En effet, si en 2006 , Stéphanie Braquehais, a dû quitter le Tchad, dans de conditions troubles, sans attendre que son contrat arrive à terme, Sonia Rolley,
quant à elle, a été expulsée du Tchad, en 2008, sur ordre des responsables politiques et administratifs locaux, sans que les autorités françaises, ne mouftent.
Selon les témoignages rapportés à notre rédaction, par les militants locaux des associations de défense des droits de l’homme au Tchad, Stéphanie comme Sonia, se sont
régulièrement plaintes, durant leurs séjours dans la capitale tchadienne, d’ avoir été, soit, intimidées ou harcelées dans les rues de Ndjaména, par les agents de
services des renseignements tchadiens, travaillant pour la redoutable police politique du régime qu' est l' Agence Nationale pour la Sécurité (ANS).
Rappelons en passant que Ndjaména, reprochait à ces deux jeunes femmes, leurs libertés de ton, leurs reportages , jugés favorables à la rébellion qu’aux forces
gouvernementales par conséquent, à la ligne du traitement d’informations fixée et souhaitée par les autorités tchadiennes et françaises, couvrant l’actualité qui se rapporte
aux événements militaires à l’est du Tchad.
Il convient de révéler à nos lecteurs, que récemment à ce sujet, j’ai eu un entretien téléphonique avec une journaliste de Rfi, qui me faisait savoir ceci : « Makaila, vous savez,
les journalistes et le personnel de Rfi, ne sont responsables de la ligne éditoriale dictée par la politique étrangère de la France. Et c’est le cas avec l’actualité tchadienne. »
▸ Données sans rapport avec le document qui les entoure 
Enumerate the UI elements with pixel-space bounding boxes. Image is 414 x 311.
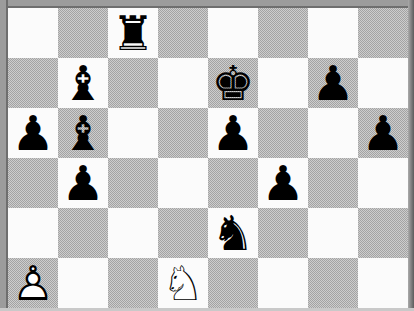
square-d7[interactable] bbox=[158, 58, 208, 108]
black-pawn: ♟ bbox=[8, 108, 58, 158]
square-g6[interactable] bbox=[308, 108, 358, 158]
board-frame-right bbox=[408, 0, 414, 311]
square-c5[interactable] bbox=[108, 158, 158, 208]
black-pawn: ♟ bbox=[208, 108, 258, 158]
black-pawn: ♟ bbox=[58, 158, 108, 208]
square-b6[interactable]: ♝ bbox=[58, 108, 108, 158]
square-b5[interactable]: ♟ bbox=[58, 158, 108, 208]
black-pawn: ♟ bbox=[308, 58, 358, 108]
black-knight: ♞ bbox=[208, 208, 258, 258]
square-c4[interactable] bbox=[108, 208, 158, 258]
square-f4[interactable] bbox=[258, 208, 308, 258]
square-g3[interactable] bbox=[308, 258, 358, 308]
square-h5[interactable] bbox=[358, 158, 408, 208]
square-e4[interactable]: ♞ bbox=[208, 208, 258, 258]
square-h7[interactable] bbox=[358, 58, 408, 108]
board-frame-left bbox=[0, 0, 8, 311]
square-h6[interactable]: ♟ bbox=[358, 108, 408, 158]
square-d6[interactable] bbox=[158, 108, 208, 158]
square-a5[interactable] bbox=[8, 158, 58, 208]
board: ♜♝♚♟♟♝♟♟♟♟♞♟♙♞♘ bbox=[8, 8, 408, 308]
square-c8[interactable]: ♜ bbox=[108, 8, 158, 58]
square-c3[interactable] bbox=[108, 258, 158, 308]
square-b4[interactable] bbox=[58, 208, 108, 258]
square-a3[interactable]: ♟♙ bbox=[8, 258, 58, 308]
board-frame-top bbox=[0, 0, 414, 8]
square-a4[interactable] bbox=[8, 208, 58, 258]
square-e8[interactable] bbox=[208, 8, 258, 58]
piece-outline: ♙ bbox=[8, 258, 58, 308]
square-h8[interactable] bbox=[358, 8, 408, 58]
square-f6[interactable] bbox=[258, 108, 308, 158]
black-pawn: ♟ bbox=[258, 158, 308, 208]
white-pawn: ♟♙ bbox=[8, 258, 58, 308]
black-bishop: ♝ bbox=[58, 58, 108, 108]
square-a7[interactable] bbox=[8, 58, 58, 108]
square-c6[interactable] bbox=[108, 108, 158, 158]
square-f3[interactable] bbox=[258, 258, 308, 308]
square-h4[interactable] bbox=[358, 208, 408, 258]
black-rook: ♜ bbox=[108, 8, 158, 58]
square-d4[interactable] bbox=[158, 208, 208, 258]
square-g5[interactable] bbox=[308, 158, 358, 208]
black-king: ♚ bbox=[208, 58, 258, 108]
square-a8[interactable] bbox=[8, 8, 58, 58]
square-b3[interactable] bbox=[58, 258, 108, 308]
black-bishop: ♝ bbox=[58, 108, 108, 158]
white-knight: ♞♘ bbox=[158, 258, 208, 308]
square-d3[interactable]: ♞♘ bbox=[158, 258, 208, 308]
square-e3[interactable] bbox=[208, 258, 258, 308]
square-e5[interactable] bbox=[208, 158, 258, 208]
square-e6[interactable]: ♟ bbox=[208, 108, 258, 158]
piece-outline: ♘ bbox=[158, 258, 208, 308]
square-g4[interactable] bbox=[308, 208, 358, 258]
square-b7[interactable]: ♝ bbox=[58, 58, 108, 108]
square-d8[interactable] bbox=[158, 8, 208, 58]
square-d5[interactable] bbox=[158, 158, 208, 208]
square-e7[interactable]: ♚ bbox=[208, 58, 258, 108]
square-g7[interactable]: ♟ bbox=[308, 58, 358, 108]
square-g8[interactable] bbox=[308, 8, 358, 58]
square-b8[interactable] bbox=[58, 8, 108, 58]
square-h3[interactable] bbox=[358, 258, 408, 308]
chess-board-window: ♜♝♚♟♟♝♟♟♟♟♞♟♙♞♘ bbox=[0, 0, 414, 311]
square-c7[interactable] bbox=[108, 58, 158, 108]
square-f8[interactable] bbox=[258, 8, 308, 58]
square-a6[interactable]: ♟ bbox=[8, 108, 58, 158]
square-f5[interactable]: ♟ bbox=[258, 158, 308, 208]
black-pawn: ♟ bbox=[358, 108, 408, 158]
square-f7[interactable] bbox=[258, 58, 308, 108]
dixit, mon interlocutrice.
Cette affirmation, suffit pour comprendre la position officielle de la direction générale de Radio France Internationale (Rfi), qui n’est pas trop préoccupée de la réouverture à
Ndjaména d’un bureau local comme sous d’autres cieux à l'instar du Niger où une campagne médiatique hostile au pouvoir en place, a été développée et pilotée depuis Paris
contre le chef de l’Etat nigérien.
Les milieux médiaco-politiques français, souhaiteraient bien éviter à Deby, une couverture médiatique nuisible, histoire de révéler à l’appréciation de l’opinion générale, le visage
criminel et liberticide d’un pouvoir autoritaire et violateur des droits élémentaires de ses concitoyens.
Ce qui est sûr aujourd’hui, tout le monde s’accorde à dire, que de connivence ou par complaisance avec l’Elysée et le Quai-d’Orsay, Idriss Deby, a réussi au Tchad, à restreindre sinon à porter une atteinte grave à la liberté d’expression des journalistes de Rfi sur la question tchadienne, du moins pour ceux qui ont une vision contraire et une lecture juste de la nature de son régime.